When he was out of hearing the two men relieved their feelings in language that perhaps it would be better not to put in print.
“And the worst of it is,” remarked the novelist, “it’s so damned dangerous to deny something that does not exist or make explanations in answer to charges that are not put into words.”
“I could scarcely refrain from kicking the beast down the hill,” said Aaron King, savagely.
“Which”—the other returned—“would have complicated matters exceedingly, and would have accomplished nothing at all. For the girl’s sake, store your wrath against the day of judgment which, if I read the signs aright, is sure to come.”
* * * * *
When Sibyl Andres went down the canyon to the camp in the sycamores, that morning, the world, to her, was very bright. Her heart sang with joyous freedom amid the scenes that she so loved. Care-free and happy, as when, in the days of her girlhood, she had gone to visit the spring glade, she still was conscious of a deeper joy than in her girlhood she had ever known.
When she returned again up the canyon, all the brightness of her day was gone. Her heart was heavy with foreboding fear. She was oppressed with a dread of some impending evil which she could not understand. At every sound in the mountain wild-wood, she started. Time and again, as if expecting pursuit, she looked over her shoulder—poised like a creature of the woods ready for instant panic-stricken flight. So, without pausing to cast for trout, or even to go down to the stream, she returned home; where Myra Willard, seeing her come so early and empty handed, wondered. But to the woman’s question, the girl only answered that she had changed her mind—that, after recovering her gloves and fly-book at the camp of their friends, she had decided to come home. The woman with the disfigured face, knowing that Aaron King was leaving the hills the next day, thought that she understood the girl’s mood, and wisely made no comment.

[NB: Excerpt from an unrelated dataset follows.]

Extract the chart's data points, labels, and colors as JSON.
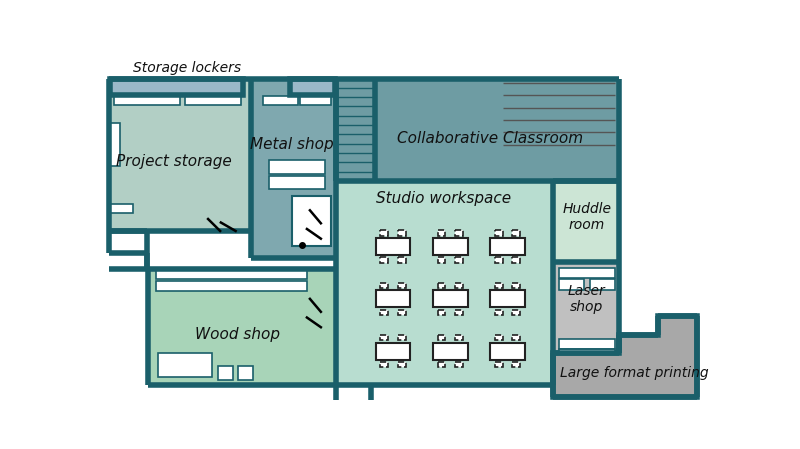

The artist and Conrad Lagrange went to spend their last evening in the hills with their friends. Brian Oakley, too, dropped in. But neither of the three men mentioned the name of James Rutlidge in the presence of the women; while Sibyl was, apparently, again her own bright and happy self—carrying on a fanciful play of words with the novelist, singing with the artist, and making music for them all with her violin. But before the evening was over, Conrad Lagrange found an opportunity to tell the Ranger of the incident of the morning, and of the construction that James Rutlidge had evidently put upon Sibyl’s call at the camp. Brian Oakley,—thinking of the night before, and how the man must have seen the artist and the girl coming down the Oak Knoll trail in the twilight,—swore softly under his breath.